More mentally tired than I am physically, we're walking through the bushes and I'm trying hard not to acknowledge the pain of all the thorns in my shin. "Psst. Quiet. Musk deer." Mukhiya whispers. I stop in my tracks and all's silent sans the crunching of branches beneath my boots. I cringe at the loudness. "It's coming! Look up!" And there bounding towards me is a musk deer. I'm stunned. This solitary animal. Elusive and endangered. Millions of years old. Exploited and forgotten by the world. In front of me. I'm in the moment. I forget my camera. I stop breathing for a second. It bounds down the hill. We follow. Mukhiya coming up from below, and me circling downward along the edge of the slope. It sees Mukhiya and bounds back towards me. Sees me then disappears again. The trail is too steep. We do not follow. I'm elated. I have no troubles in the world.

We continue our way down Gangapurna, through the thicket. Contented with our find, I now find patience to appreciate life in the undergrowth - an assortment of fungi, herbs and flowers.

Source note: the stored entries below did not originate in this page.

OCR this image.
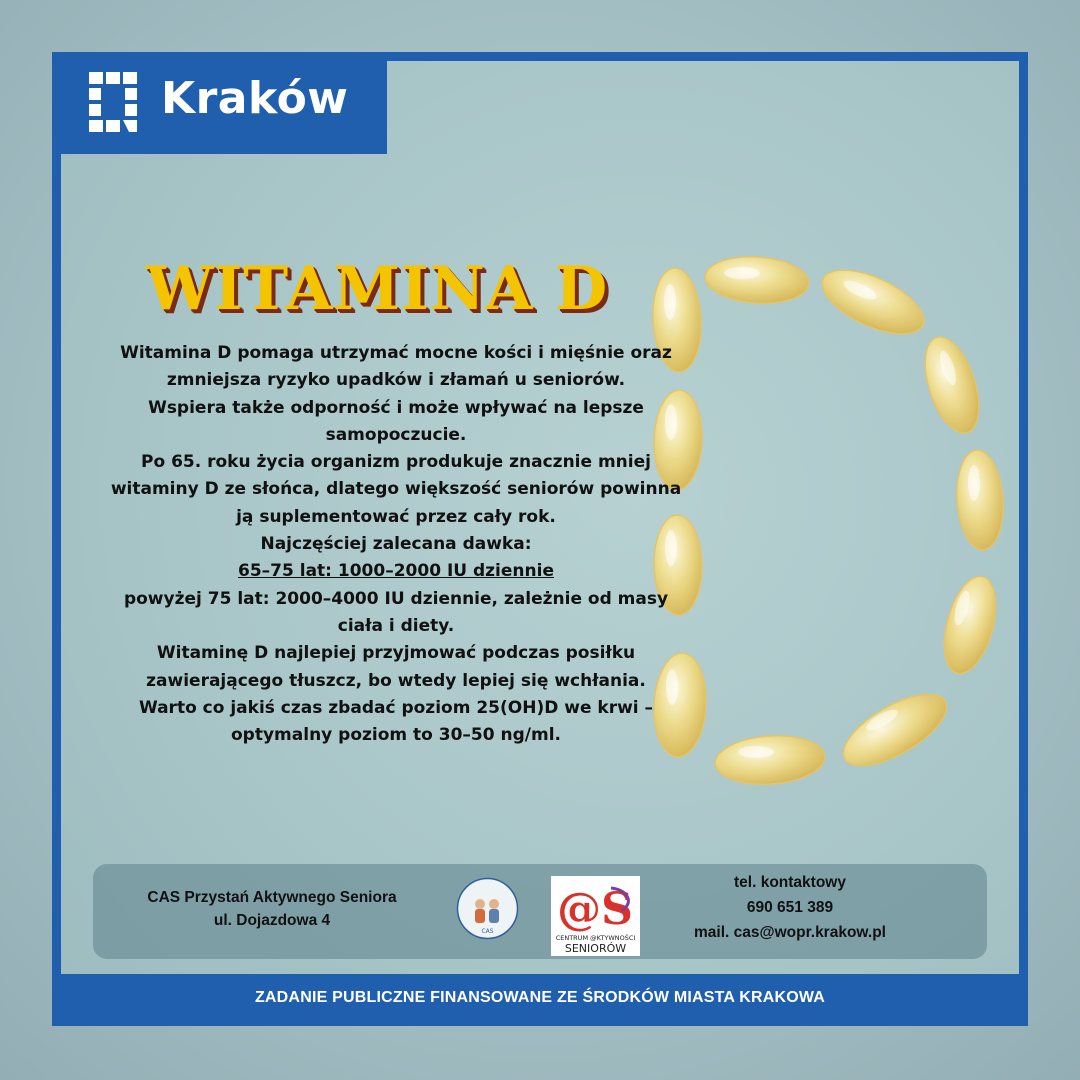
Kraków
WITAMINA D

Witamina D pomaga utrzymać mocne kości i mięśnie oraz

zmniejsza ryzyko upadków i złamań u seniorów.

Wspiera także odporność i może wpływać na lepsze

samopoczucie.

Po 65. roku życia organizm produkuje znacznie mniej

witaminy D ze słońca, dlatego większość seniorów powinna

ją suplementować przez cały rok.

Najczęściej zalecana dawka:

65–75 lat: 1000–2000 IU dziennie

powyżej 75 lat: 2000–4000 IU dziennie, zależnie od masy

ciała i diety.

Witaminę D najlepiej przyjmować podczas posiłku

zawierającego tłuszcz, bo wtedy lepiej się wchłania.

Warto co jakiś czas zbadać poziom 25(OH)D we krwi –

optymalny poziom to 30–50 ng/ml.

CAS Przystań Aktywnego Seniora
ul. Dojazdowa 4
CAS @S
CENTRUM @KTYWNOŚCI
SENIORÓW
tel. kontaktowy
690 651 389
mail. cas@wopr.krakow.pl
ZADANIE PUBLICZNE FINANSOWANE ZE ŚRODKÓW MIASTA KRAKOWA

Our footsteps and the wind the only sound in this sparse forest. I hear Mukhiya's footsteps halt. I turn up to look at him, he glances at me, then looks to our left. I look left, my eyes creep up the slope to a hill crest. A large tree is silhoutted against the sky, and beneath its broad crown, a musk deer is grazing. Its powerful hind legs and its narrow shoulders bent over a carpet of mustard-coloured grass. Once again, I'm awed. Crunch. It hears our feet shift. It lifts its head up, its large ears turn toward us, then away from us, and its hind legs push its compact body down the other side of the hill.